Evin kapısından girerken eve kadar yürüdüğümü ancak kapıya geldiğimde anladım. Yol o kadar boş ve tanımadığım bir yer gibiyken eve gittiğimi bile anlamamıştım. Bahçede sadece büyükannemin şöforünü görsem de eskisi gibi onunla sohbet etmek bir yana yüzüne bile bakamadım. Sanki yaptığım şeyi biliyordu. Sanki Kerem'e ihanet ettiğimi daha o anda herkes öğrenmişti. Benden başka kimsenin şu anda bilmiyor olduğunu bilmeme rağmen bunu bilen kişi bendim. Ona ihanet etmişken, hayatımızı, geleceğimizi yok etmişken birilerinin bunu bilip bilmemesinin de önemi yoktu. Kendime, aşkıma, hayallerime, mutluluğumu tek bir hata ile sonsuza kadar yok etmiştim. Zamanı geri çevirip her şeyi düzeltmek istesem de bunu yapmam mümkün değildi. Tek bir hamle ile sevdiğim adamı yok edecek şeyi yapmış, onun gülüşünü soldurmuştum. Bana olan sevgisine, güvenine, bizimle ilgili hayallerine ihanet etmiştim. Annesi olmamı istediği çocukların babasına ihanet etmiştim. Asla affedilmeyecek bir şey yapmıştım. Kendimi yok ettiğim gibi onunda kıyametine neden olmuştum. Öğrendiği andan itibaren onun için yok olacaktım. Sonsuza kadar onsuz kalacaktım.

"Ne oldu sana?" Büyükannemin sesini duyduğumda ancak eve girdiğimi anladım. Gideceği yer için çıkmaya hazırlandığı her halinden belli olsa da beni gördüğü anda bundan vazgeçmiş olduğunu biliyordum.

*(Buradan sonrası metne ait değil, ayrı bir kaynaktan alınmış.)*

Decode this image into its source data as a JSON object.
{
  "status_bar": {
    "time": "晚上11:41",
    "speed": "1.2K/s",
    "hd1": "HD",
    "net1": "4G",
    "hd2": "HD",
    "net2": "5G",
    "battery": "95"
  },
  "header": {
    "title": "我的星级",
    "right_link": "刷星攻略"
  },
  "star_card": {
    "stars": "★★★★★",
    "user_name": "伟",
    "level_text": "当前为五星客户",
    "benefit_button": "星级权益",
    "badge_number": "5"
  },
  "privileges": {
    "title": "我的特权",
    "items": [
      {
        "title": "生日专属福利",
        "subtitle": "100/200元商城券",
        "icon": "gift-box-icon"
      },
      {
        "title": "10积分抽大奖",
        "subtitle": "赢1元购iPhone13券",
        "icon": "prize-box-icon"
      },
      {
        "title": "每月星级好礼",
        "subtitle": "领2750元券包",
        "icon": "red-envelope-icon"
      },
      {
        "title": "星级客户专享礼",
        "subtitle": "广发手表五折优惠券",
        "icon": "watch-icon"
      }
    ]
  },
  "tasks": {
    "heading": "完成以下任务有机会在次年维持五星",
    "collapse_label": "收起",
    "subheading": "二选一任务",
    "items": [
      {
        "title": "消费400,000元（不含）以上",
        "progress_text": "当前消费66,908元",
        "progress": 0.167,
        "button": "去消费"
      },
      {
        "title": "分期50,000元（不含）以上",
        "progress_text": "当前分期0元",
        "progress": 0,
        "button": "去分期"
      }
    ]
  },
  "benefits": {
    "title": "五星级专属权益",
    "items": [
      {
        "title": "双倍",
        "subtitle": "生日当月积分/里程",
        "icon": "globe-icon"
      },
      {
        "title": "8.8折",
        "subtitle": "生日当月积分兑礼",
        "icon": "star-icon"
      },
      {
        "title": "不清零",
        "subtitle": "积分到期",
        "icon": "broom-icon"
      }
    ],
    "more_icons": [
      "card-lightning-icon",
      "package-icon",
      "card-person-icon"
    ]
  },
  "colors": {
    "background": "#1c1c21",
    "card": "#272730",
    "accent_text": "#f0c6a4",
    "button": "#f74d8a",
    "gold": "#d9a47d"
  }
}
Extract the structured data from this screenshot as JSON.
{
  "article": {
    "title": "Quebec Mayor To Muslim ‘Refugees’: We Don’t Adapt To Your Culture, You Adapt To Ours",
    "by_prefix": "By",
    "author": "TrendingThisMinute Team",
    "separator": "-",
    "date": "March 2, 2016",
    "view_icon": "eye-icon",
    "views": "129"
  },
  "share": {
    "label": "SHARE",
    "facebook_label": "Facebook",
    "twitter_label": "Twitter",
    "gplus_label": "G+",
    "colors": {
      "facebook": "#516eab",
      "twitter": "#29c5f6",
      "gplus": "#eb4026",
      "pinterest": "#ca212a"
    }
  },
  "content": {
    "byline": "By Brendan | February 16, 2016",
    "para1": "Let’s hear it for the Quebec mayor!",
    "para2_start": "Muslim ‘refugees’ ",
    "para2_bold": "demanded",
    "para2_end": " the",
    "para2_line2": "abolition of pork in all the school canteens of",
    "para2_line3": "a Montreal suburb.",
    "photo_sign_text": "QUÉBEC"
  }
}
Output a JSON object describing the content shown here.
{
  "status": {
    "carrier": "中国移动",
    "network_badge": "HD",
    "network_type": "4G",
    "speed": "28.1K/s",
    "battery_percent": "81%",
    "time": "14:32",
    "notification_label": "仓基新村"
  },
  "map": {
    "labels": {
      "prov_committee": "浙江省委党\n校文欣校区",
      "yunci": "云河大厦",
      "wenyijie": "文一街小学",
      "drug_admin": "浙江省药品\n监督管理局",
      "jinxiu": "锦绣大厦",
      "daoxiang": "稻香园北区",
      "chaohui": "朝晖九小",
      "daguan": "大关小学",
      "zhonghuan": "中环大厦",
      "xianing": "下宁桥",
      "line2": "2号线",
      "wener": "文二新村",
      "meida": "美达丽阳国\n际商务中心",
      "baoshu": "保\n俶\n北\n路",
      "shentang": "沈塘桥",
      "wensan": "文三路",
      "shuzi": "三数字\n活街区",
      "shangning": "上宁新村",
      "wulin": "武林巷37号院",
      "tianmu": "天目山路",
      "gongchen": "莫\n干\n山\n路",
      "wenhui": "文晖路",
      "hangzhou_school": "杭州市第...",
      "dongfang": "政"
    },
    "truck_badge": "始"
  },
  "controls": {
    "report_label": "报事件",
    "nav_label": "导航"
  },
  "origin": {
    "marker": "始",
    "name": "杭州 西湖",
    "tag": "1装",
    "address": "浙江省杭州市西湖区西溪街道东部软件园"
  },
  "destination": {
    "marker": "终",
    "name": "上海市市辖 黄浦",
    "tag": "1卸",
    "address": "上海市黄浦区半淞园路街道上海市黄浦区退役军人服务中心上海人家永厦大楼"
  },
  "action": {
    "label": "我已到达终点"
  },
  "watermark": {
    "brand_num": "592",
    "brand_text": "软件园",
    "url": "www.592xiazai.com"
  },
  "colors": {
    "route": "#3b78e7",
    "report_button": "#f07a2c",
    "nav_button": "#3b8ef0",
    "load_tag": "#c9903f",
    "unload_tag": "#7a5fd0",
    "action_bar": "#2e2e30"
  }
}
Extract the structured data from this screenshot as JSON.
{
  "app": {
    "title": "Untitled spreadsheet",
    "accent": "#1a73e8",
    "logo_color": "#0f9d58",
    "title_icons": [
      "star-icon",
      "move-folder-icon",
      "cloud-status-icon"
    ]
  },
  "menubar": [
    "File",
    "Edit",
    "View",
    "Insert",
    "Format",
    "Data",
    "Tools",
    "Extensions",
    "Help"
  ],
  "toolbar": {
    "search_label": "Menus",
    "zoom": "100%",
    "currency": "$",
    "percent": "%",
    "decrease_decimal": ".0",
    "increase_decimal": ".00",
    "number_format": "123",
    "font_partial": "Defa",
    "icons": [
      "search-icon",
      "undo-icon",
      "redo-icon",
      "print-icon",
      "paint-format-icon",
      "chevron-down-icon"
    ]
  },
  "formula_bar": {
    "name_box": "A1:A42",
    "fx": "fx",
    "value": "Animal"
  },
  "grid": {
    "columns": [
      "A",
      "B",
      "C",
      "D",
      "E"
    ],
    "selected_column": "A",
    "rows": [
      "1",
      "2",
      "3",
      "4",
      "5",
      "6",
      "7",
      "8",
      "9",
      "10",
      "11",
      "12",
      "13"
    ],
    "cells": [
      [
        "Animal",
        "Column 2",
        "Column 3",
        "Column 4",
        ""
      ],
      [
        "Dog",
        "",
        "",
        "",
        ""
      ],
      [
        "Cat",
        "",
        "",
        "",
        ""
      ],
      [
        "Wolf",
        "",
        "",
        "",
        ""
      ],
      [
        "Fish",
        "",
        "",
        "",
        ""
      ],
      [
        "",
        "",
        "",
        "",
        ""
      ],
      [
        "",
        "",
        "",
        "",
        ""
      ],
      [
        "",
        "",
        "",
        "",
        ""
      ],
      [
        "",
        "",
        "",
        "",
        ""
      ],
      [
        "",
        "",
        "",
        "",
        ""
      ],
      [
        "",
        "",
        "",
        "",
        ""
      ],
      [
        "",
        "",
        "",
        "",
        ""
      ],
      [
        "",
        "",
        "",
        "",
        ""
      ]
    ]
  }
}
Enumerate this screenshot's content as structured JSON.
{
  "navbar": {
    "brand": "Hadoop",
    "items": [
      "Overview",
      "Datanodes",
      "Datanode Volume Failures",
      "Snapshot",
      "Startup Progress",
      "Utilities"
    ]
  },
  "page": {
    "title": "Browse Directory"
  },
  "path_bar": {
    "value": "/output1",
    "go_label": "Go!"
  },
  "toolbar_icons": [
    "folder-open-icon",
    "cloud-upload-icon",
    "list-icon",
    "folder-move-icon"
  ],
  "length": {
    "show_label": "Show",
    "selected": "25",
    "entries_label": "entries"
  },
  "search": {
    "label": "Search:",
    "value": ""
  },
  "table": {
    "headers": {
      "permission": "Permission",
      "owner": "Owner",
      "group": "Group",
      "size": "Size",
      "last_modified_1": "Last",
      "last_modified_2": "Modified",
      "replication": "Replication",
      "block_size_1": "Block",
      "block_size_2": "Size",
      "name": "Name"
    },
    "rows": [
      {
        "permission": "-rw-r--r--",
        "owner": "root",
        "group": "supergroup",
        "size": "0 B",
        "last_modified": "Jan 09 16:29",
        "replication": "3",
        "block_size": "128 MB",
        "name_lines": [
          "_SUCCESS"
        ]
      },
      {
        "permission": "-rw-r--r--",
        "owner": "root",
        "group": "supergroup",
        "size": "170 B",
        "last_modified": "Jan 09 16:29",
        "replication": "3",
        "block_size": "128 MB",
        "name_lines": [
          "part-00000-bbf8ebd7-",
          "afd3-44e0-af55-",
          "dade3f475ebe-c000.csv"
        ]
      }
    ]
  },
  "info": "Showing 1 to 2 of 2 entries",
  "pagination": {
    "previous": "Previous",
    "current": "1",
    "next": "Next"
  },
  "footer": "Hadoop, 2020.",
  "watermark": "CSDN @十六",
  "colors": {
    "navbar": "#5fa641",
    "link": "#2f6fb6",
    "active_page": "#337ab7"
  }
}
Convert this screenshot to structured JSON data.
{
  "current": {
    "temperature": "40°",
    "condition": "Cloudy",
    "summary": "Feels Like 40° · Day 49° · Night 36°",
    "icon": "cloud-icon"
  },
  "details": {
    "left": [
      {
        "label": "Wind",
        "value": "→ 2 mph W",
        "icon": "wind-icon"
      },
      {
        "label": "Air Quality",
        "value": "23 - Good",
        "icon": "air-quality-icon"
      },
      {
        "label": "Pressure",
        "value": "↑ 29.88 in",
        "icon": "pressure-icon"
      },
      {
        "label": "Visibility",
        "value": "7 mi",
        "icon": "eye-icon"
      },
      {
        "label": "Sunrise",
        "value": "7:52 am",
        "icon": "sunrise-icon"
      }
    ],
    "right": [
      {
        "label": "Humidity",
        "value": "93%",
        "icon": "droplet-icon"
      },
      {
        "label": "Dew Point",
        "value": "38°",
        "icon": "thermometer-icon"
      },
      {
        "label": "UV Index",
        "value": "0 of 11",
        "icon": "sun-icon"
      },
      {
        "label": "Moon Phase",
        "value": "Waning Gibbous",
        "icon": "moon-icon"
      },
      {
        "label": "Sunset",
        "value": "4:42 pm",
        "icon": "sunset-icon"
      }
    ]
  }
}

"Çok kötü bir şey yaptım." Gözlerimden yaşlar aktığında büyükannem kolumdan tutup beni odama götürdü. Yatağıma otururken elimden ağlamaktan başka bir şey gelmiyordu. Ve onun benim ağlamamdan en az kerem kadar nefret ettiğini hatırlarken onu düşünmek yine, yeniden bana acı verdi.

Ağlamamı kontrol altına almamı bekleyen büyükannem en sonunda konuşmam için baskı yapmaya başladığında bunu daha fazla geciktirmemin mümkün olmadığını anladım. Ona her şeyi olduğu gibi anlatırken ise her bir kelimemde daha da sinirlendi. Sözlerimi bitirmemin ardından ise benden uzaklaşıp camdan güneşin şehrin tam tepede iken yansıdığı Boğaz'ın sularına bakmaya başladı. Uzun bir süre konuşmadı. Ama ellerini ne kadar sıktığını uzaktan bile görüyordum ve bu benim daha çok ağlamama neden oluyordu. Eğer duyduğu şeylerden başka bir şey yüzünden bu halde olsaydı benim ağlamamı dindirmek isterdi. Lakin o bile yaptığımın şeyin nelere neden olacağını biliyorken benim için hiçbir şey yapmaya katlanacak halde değildi. Ona darılamazdım. Ben sadece kendime ve Kerem'e değil insanların beni gördükleri halime de ihanet etmiştim. Bana diyecekleri, yapacakları her şeyi o an yaşanırken kabul etmiş olmalıydım.